The measure would provide a “refundable tax credit.’’ That means if the credits earned by a production company exceeded their actual tax liability, the state would write a check for the balance.

Bolick’s objections, however, went beyond financial and legal issues.

“We don’t need another carve-out for specific industries to attract ‘woke’ Hollywood actors and studios to our state,’’ she said.

Rep. Jake Hoffman, R-Queen Creek, said the “woke” issue of Hollywood is just part of the problem.

“They are sexualizing our children, they are degrading our culture, they are glorifying violence,’’ he said.

“Hollywood does not represent the people of Arizona,’’ Hoffman continued. “It is not the industry the people of Arizona want.’’

He acknowledged that the legislation prohibits credits for anything considered “obscene.’’ But Hoffman said that still is too broad.

“Under this bill, if Hillary Clinton were to come here in 2024 and film a political commercial, she could qualify for a refundable tax credit,’’ he complained.

‘Blue-collar’ jobs cited

Rep. Teresa Martinez, R-Casa Grande, had a different take on all of this.

“I don’t like woke Hollywood, I don’t like their ideals, I don’t like their ideology,’’ she said. “But what I do like? I like jobs.’’

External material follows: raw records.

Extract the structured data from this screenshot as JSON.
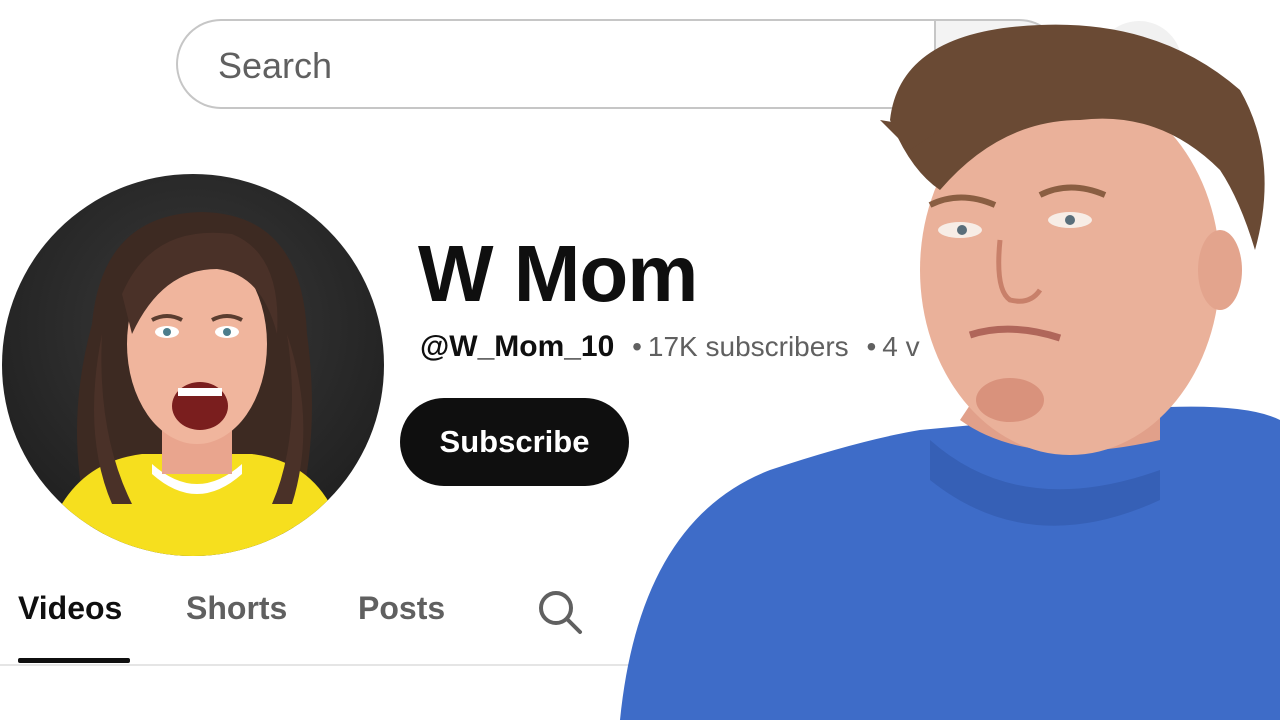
{
  "search": {
    "placeholder": "Search"
  },
  "channel": {
    "name": "W Mom",
    "handle": "@W_Mom_10",
    "subscribers": "17K subscribers",
    "videos": "4 videos",
    "subscribe_label": "Subscribe"
  },
  "tabs": [
    {
      "label": "Videos",
      "active": true
    },
    {
      "label": "Shorts",
      "active": false
    },
    {
      "label": "Posts",
      "active": false
    }
  ],
  "colors": {
    "subscribe_bg": "#0f0f0f",
    "avatar_shirt": "#f6df1e",
    "presenter_shirt": "#3e6cc8"
  },
  "icons": {
    "search_tab": "search-icon",
    "mic": "microphone-icon"
  }
}
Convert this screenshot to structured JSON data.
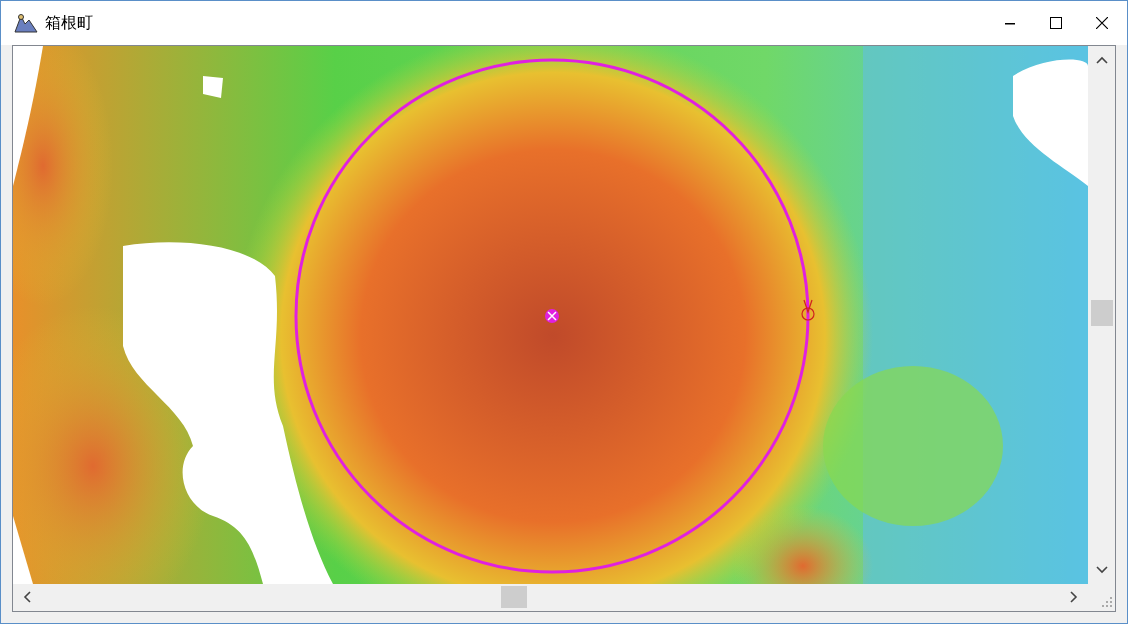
{
  "window": {
    "title": "箱根町"
  }
}
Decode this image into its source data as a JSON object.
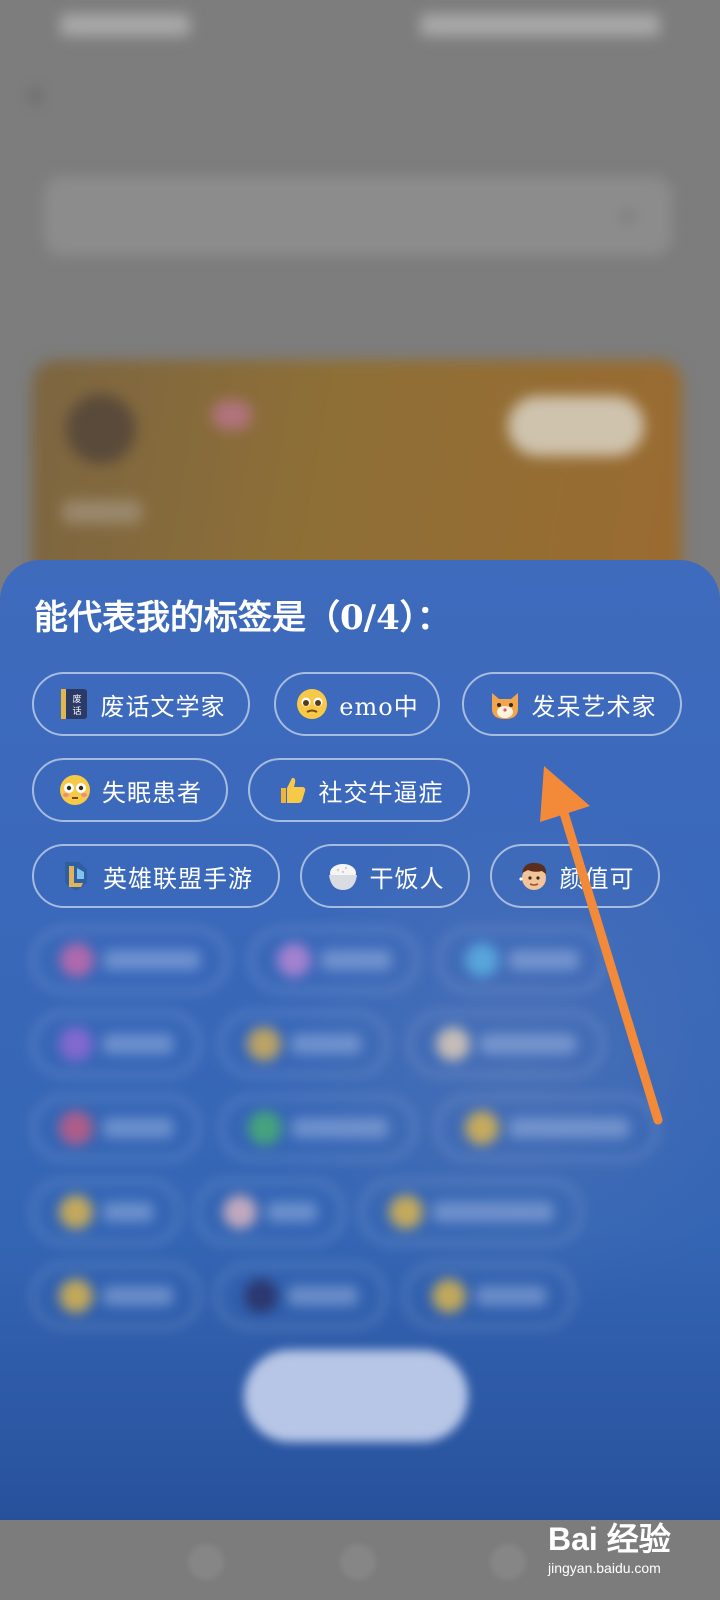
{
  "background_page": {
    "title": "",
    "select_text": "",
    "link_text": ""
  },
  "sheet": {
    "title": "能代表我的标签是（0/4）：",
    "selected_count": 0,
    "max_count": 4,
    "visible_tags": [
      {
        "label": "废话文学家",
        "icon": "book-icon"
      },
      {
        "label": "emo中",
        "icon": "pleading-face-icon"
      },
      {
        "label": "发呆艺术家",
        "icon": "cat-face-icon"
      },
      {
        "label": "失眠患者",
        "icon": "flushed-face-icon"
      },
      {
        "label": "社交牛逼症",
        "icon": "thumbs-up-icon"
      },
      {
        "label": "英雄联盟手游",
        "icon": "league-emblem-icon"
      },
      {
        "label": "干饭人",
        "icon": "rice-bowl-icon"
      },
      {
        "label": "颜值可",
        "icon": "handsome-guy-icon"
      }
    ],
    "confirm_label": ""
  },
  "watermark": {
    "brand": "Bai 经验",
    "url": "jingyan.baidu.com"
  },
  "colors": {
    "sheet_bg": "#3a68ba",
    "arrow": "#f28a3a",
    "tag_border": "rgba(255,255,255,0.55)"
  }
}
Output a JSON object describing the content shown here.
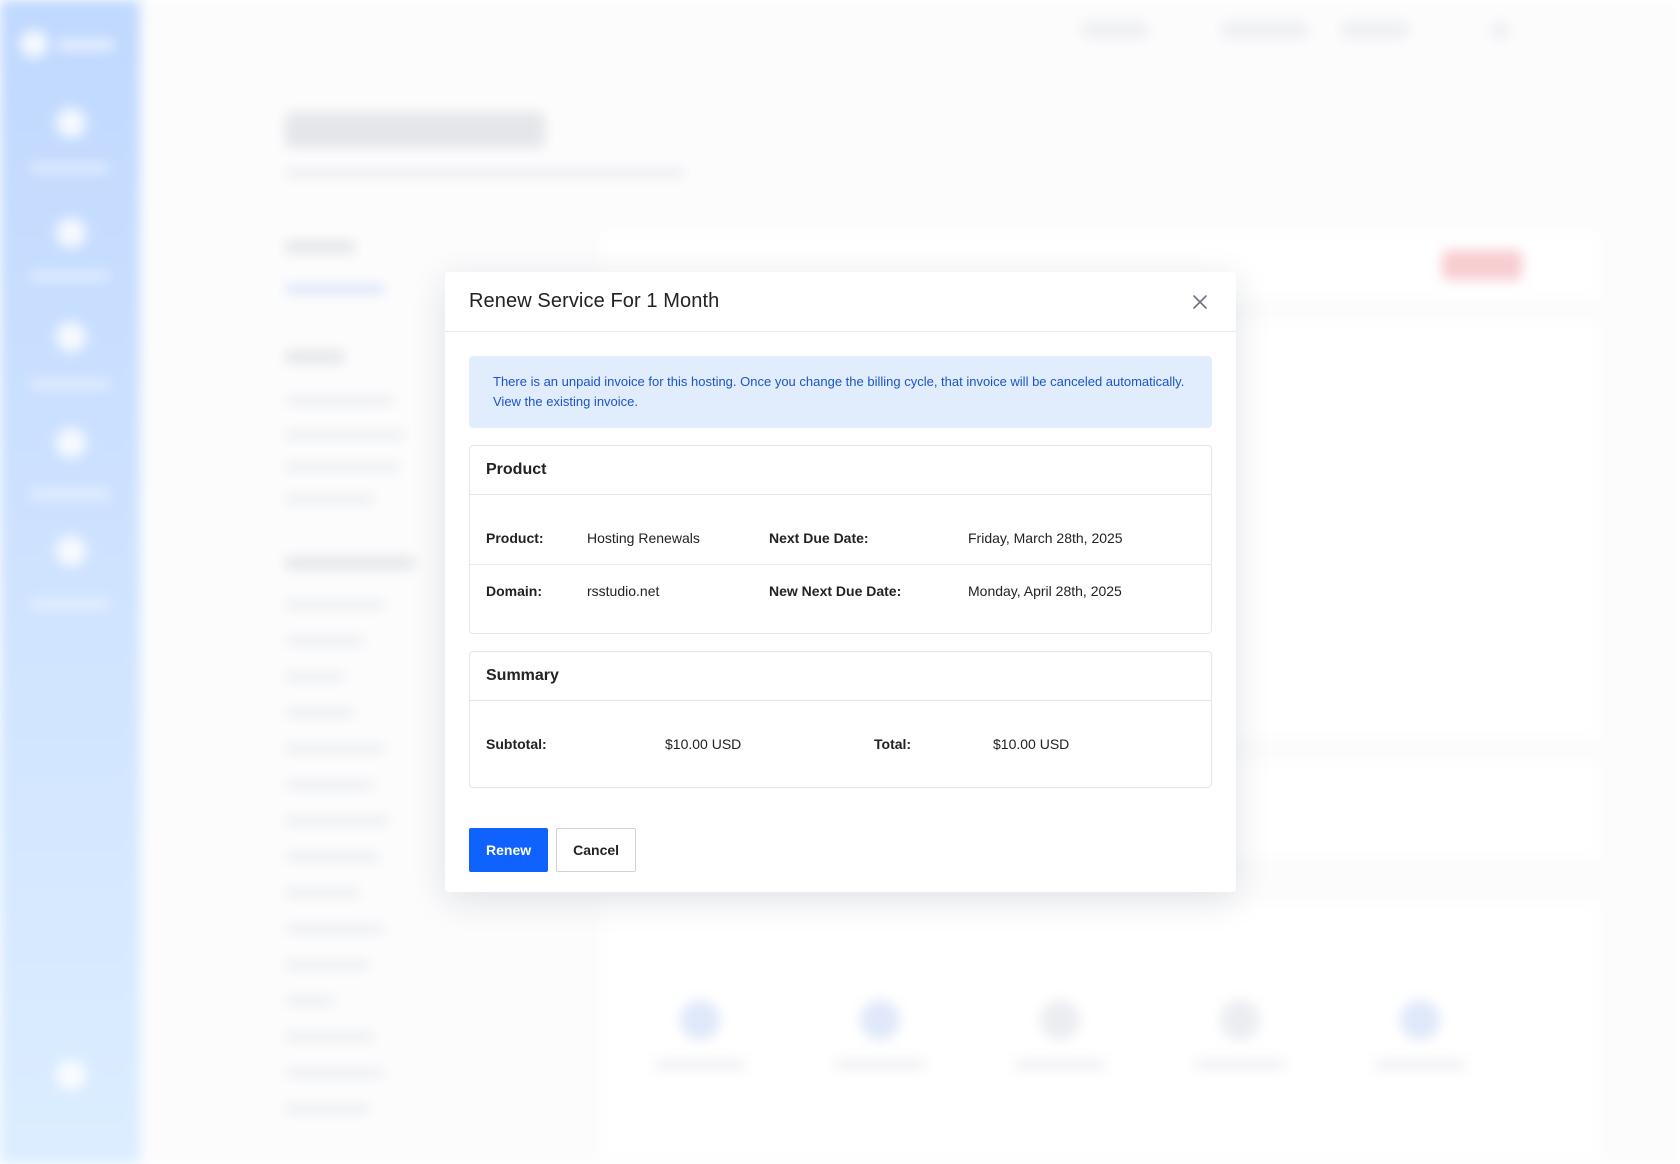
{
  "modal": {
    "title": "Renew Service For 1 Month",
    "close_icon": "close-icon",
    "alert": {
      "line1": "There is an unpaid invoice for this hosting. Once you change the billing cycle, that invoice will be canceled automatically.",
      "link": "View the existing invoice."
    },
    "product_panel": {
      "heading": "Product",
      "rows": [
        {
          "label": "Product:",
          "value": "Hosting Renewals",
          "label2": "Next Due Date:",
          "value2": "Friday, March 28th, 2025"
        },
        {
          "label": "Domain:",
          "value": "rsstudio.net",
          "label2": "New Next Due Date:",
          "value2": "Monday, April 28th, 2025"
        }
      ]
    },
    "summary_panel": {
      "heading": "Summary",
      "subtotal_label": "Subtotal:",
      "subtotal_value": "$10.00 USD",
      "total_label": "Total:",
      "total_value": "$10.00 USD"
    },
    "buttons": {
      "renew": "Renew",
      "cancel": "Cancel"
    }
  },
  "colors": {
    "primary": "#0f62fe",
    "alert_bg": "#e1ecfd",
    "alert_text": "#1a56c9",
    "sidebar_gradient_top": "#9fc4ff",
    "sidebar_gradient_bottom": "#c9e4ff"
  }
}
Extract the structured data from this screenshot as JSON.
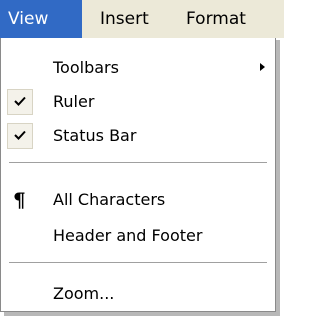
{
  "menubar": {
    "items": [
      {
        "label": "View",
        "active": true
      },
      {
        "label": "Insert",
        "active": false
      },
      {
        "label": "Format",
        "active": false
      }
    ]
  },
  "dropdown": {
    "items": [
      {
        "label": "Toolbars",
        "submenu": true,
        "checked": false,
        "icon": "submenu-arrow-icon"
      },
      {
        "label": "Ruler",
        "submenu": false,
        "checked": true,
        "icon": "checkmark-icon"
      },
      {
        "label": "Status Bar",
        "submenu": false,
        "checked": true,
        "icon": "checkmark-icon"
      },
      {
        "label": "All Characters",
        "submenu": false,
        "checked": false,
        "icon": "pilcrow-icon"
      },
      {
        "label": "Header and Footer",
        "submenu": false,
        "checked": false
      },
      {
        "label": "Zoom...",
        "submenu": false,
        "checked": false
      }
    ]
  },
  "colors": {
    "highlight": "#316ac5",
    "menubar_bg": "#ece9d8",
    "check_bg": "#f4f2ea"
  }
}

And Rep. Justin Wilmeth, R-Phoenix, said those who fear these tax credits will attract the wrong kind of people to Arizona are mistaken.

“The woke Hollywood liberals are not moving here,’’ he said. “What they do is fly to wherever they’re going, film their movie and leave.’’

He foresees a different scenario.

“The people who are going to come here are Trump voters,’’ Wilmeth said, referring to the people who work behind the scenes.

“They’re blue collar people,’’ he said. “And they’re going to live in areas that are already pretty red and they’re going to bring more Republican voters in.’’

Tax credits lost Arizona money last time

The record on such credits in Arizona is not good.

A 2009 report by state commerce officials said the 2008 credits designed to lure Hollywood producers to Arizona actually lost the state $6.3 million that year.

According to that study, the productions given credits generated 317 full-time jobs in the industry. Another 413 jobs were created indirectly through Arizona spending by filmmakers.

All totaled, the report said, that generated about $2.3 million in additional state and local taxes. But Arizona gave out more than $8.6 million in credits to get that benefit.

The state got rid of the credits a decade ago.

Proponents of this new version say it is different, with protections to ensure it does not lose money for the state.